The new Analyze tool (standard with qwen 2.5vl 7b on all nodes, other models available at higher tiers) accomplishes what chatbots try to accomplish yet fail for a key reason. Chatbots accumulate a ton of context that is effectively junk - long replies the user mostly skims and never references again, repeated adjustments to instructions from the user followed by apologies from the AI, bad code solutions, repeat requests for similar content (especially when used for games or roleplay), just to name a handful. It follows naturally to ask the question "Why don't we design the interface to only keep information that's actually giving the user a relevant response?"

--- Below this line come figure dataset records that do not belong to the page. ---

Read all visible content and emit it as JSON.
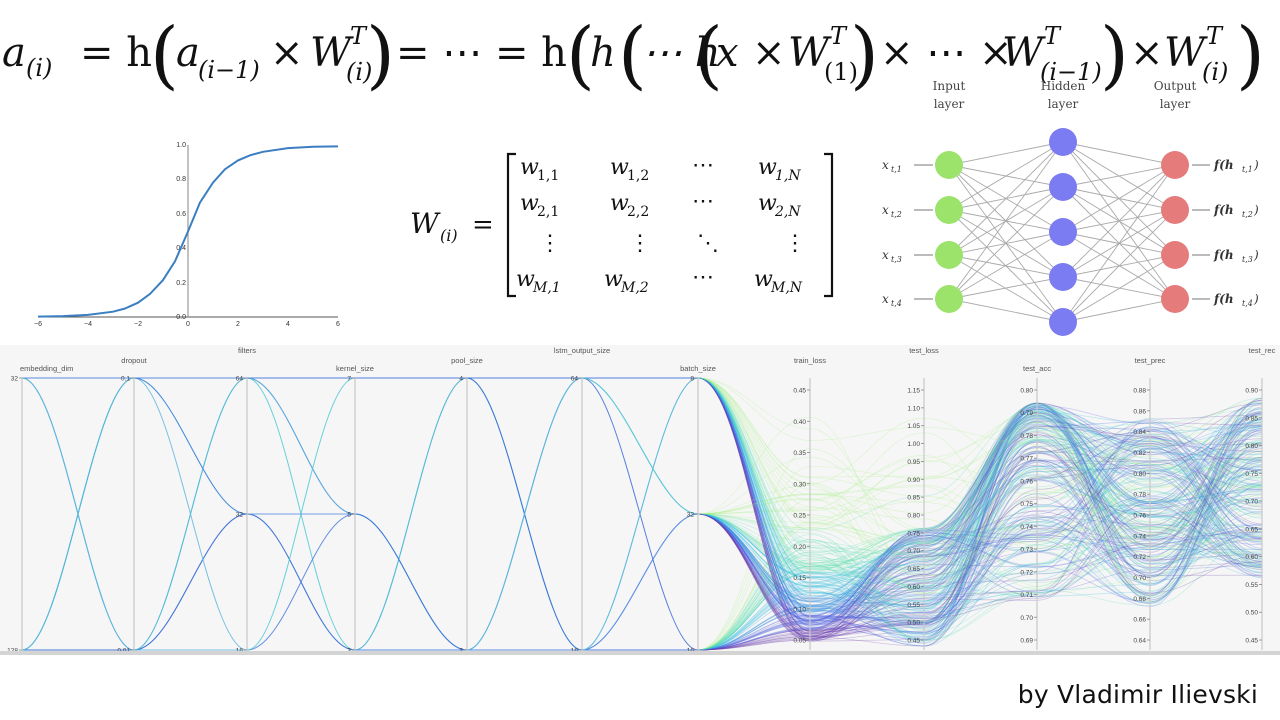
{
  "equation": {
    "lhs": "a",
    "lhs_sub": "(i)",
    "parts": [
      "= h",
      "a",
      "(i−1)",
      "×",
      "W",
      "T",
      "(i)",
      "= ⋯ = h",
      "h",
      "⋯ h",
      "x",
      "×",
      "W",
      "T",
      "(1)",
      "× ⋯ ×",
      "W",
      "T",
      "(i−1)",
      "×",
      "W",
      "T",
      "(i)"
    ]
  },
  "sigmoid_plot": {
    "x_ticks": [
      "−6",
      "−4",
      "−2",
      "0",
      "2",
      "4",
      "6"
    ],
    "y_ticks": [
      "0.0",
      "0.2",
      "0.4",
      "0.6",
      "0.8",
      "1.0"
    ],
    "line_color": "#3a7fc1"
  },
  "matrix": {
    "lhs": "W",
    "lhs_sub": "(i)",
    "equals": "=",
    "rows": [
      [
        "w",
        "1,1",
        "w",
        "1,2",
        "⋯",
        "",
        "w",
        "1,N"
      ],
      [
        "w",
        "2,1",
        "w",
        "2,2",
        "⋯",
        "",
        "w",
        "2,N"
      ],
      [
        "⋮",
        "",
        "⋮",
        "",
        "⋱",
        "",
        "⋮",
        ""
      ],
      [
        "w",
        "M,1",
        "w",
        "M,2",
        "⋯",
        "",
        "w",
        "M,N"
      ]
    ]
  },
  "neural_net": {
    "layer_labels": [
      {
        "line1": "Input",
        "line2": "layer"
      },
      {
        "line1": "Hidden",
        "line2": "layer"
      },
      {
        "line1": "Output",
        "line2": "layer"
      }
    ],
    "inputs": [
      "x",
      "x",
      "x",
      "x"
    ],
    "input_subs": [
      "t,1",
      "t,2",
      "t,3",
      "t,4"
    ],
    "outputs": [
      "f(h",
      "f(h",
      "f(h",
      "f(h"
    ],
    "output_subs": [
      "t,1",
      "t,2",
      "t,3",
      "t,4"
    ],
    "colors": {
      "input": "#9be36a",
      "hidden": "#7b7bf2",
      "output": "#e57b7b"
    }
  },
  "chart_data": {
    "type": "parallel_coordinates",
    "title": "",
    "axes": [
      {
        "name": "embedding_dim",
        "ticks": [
          "32",
          "128"
        ]
      },
      {
        "name": "dropout",
        "ticks": [
          "0.1",
          "0.01"
        ]
      },
      {
        "name": "filters",
        "ticks": [
          "64",
          "32",
          "16"
        ]
      },
      {
        "name": "kernel_size",
        "ticks": [
          "7",
          "5",
          "3"
        ]
      },
      {
        "name": "pool_size",
        "ticks": [
          "4",
          "2"
        ]
      },
      {
        "name": "lstm_output_size",
        "ticks": [
          "64",
          "16"
        ]
      },
      {
        "name": "batch_size",
        "ticks": [
          "8",
          "32",
          "16"
        ]
      },
      {
        "name": "train_loss",
        "ticks": [
          "0.45",
          "0.40",
          "0.35",
          "0.30",
          "0.25",
          "0.20",
          "0.15",
          "0.10",
          "0.05"
        ]
      },
      {
        "name": "test_loss",
        "ticks": [
          "1.15",
          "1.10",
          "1.05",
          "1.00",
          "0.95",
          "0.90",
          "0.85",
          "0.80",
          "0.75",
          "0.70",
          "0.65",
          "0.60",
          "0.55",
          "0.50",
          "0.45"
        ]
      },
      {
        "name": "test_acc",
        "ticks": [
          "0.80",
          "0.79",
          "0.78",
          "0.77",
          "0.76",
          "0.75",
          "0.74",
          "0.73",
          "0.72",
          "0.71",
          "0.70",
          "0.69"
        ]
      },
      {
        "name": "test_prec",
        "ticks": [
          "0.88",
          "0.86",
          "0.84",
          "0.82",
          "0.80",
          "0.78",
          "0.76",
          "0.74",
          "0.72",
          "0.70",
          "0.68",
          "0.66",
          "0.64"
        ]
      },
      {
        "name": "test_rec",
        "ticks": [
          "0.90",
          "0.85",
          "0.80",
          "0.75",
          "0.70",
          "0.65",
          "0.60",
          "0.55",
          "0.50",
          "0.45"
        ]
      }
    ],
    "colormap": [
      "#6a3fb0",
      "#4a5fe0",
      "#3b8fe0",
      "#34bde0",
      "#5ee0b0",
      "#a8f08a",
      "#f0c890",
      "#e0a0a0"
    ],
    "grid": false,
    "legend": "none"
  },
  "credit": "by Vladimir Ilievski"
}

Managing chat history is also quite cumbersome - the aforementioned problem with most of the messages being junk makes them difficult to summarize and hooking them to - for example - elasticsearch to pull relevant previous snippets in to conversations sounds nice but is functionally incredibly difficult to do well once there's a meaningful amount of context. You simply pull in too much junk data. Here we arrive at another question - "why does the application need to store the user's chat history?" In all likelihood the user has a phone, flash drive, apple time machine, onedrive, google drive, something that they're already used to using. We can just store the entire context as a portable text file. That way only context you care about gets saved and it's loaded whenever appropriate.

Managing multiple file types/formats presents another challenge - however the ingestion pipeline solves that in our case, which allows us to hook vector search directly to the analysis tool like so:

A full, "mini-vector" ready to create context entries to feed to the worker. Any data you can access with vector search can become part of the context here including the option to dynamically re-run the query and pull fresh data.

This design is extremely flexible - use it as a chatbot, for notes, to play games, review your data, or just mess around!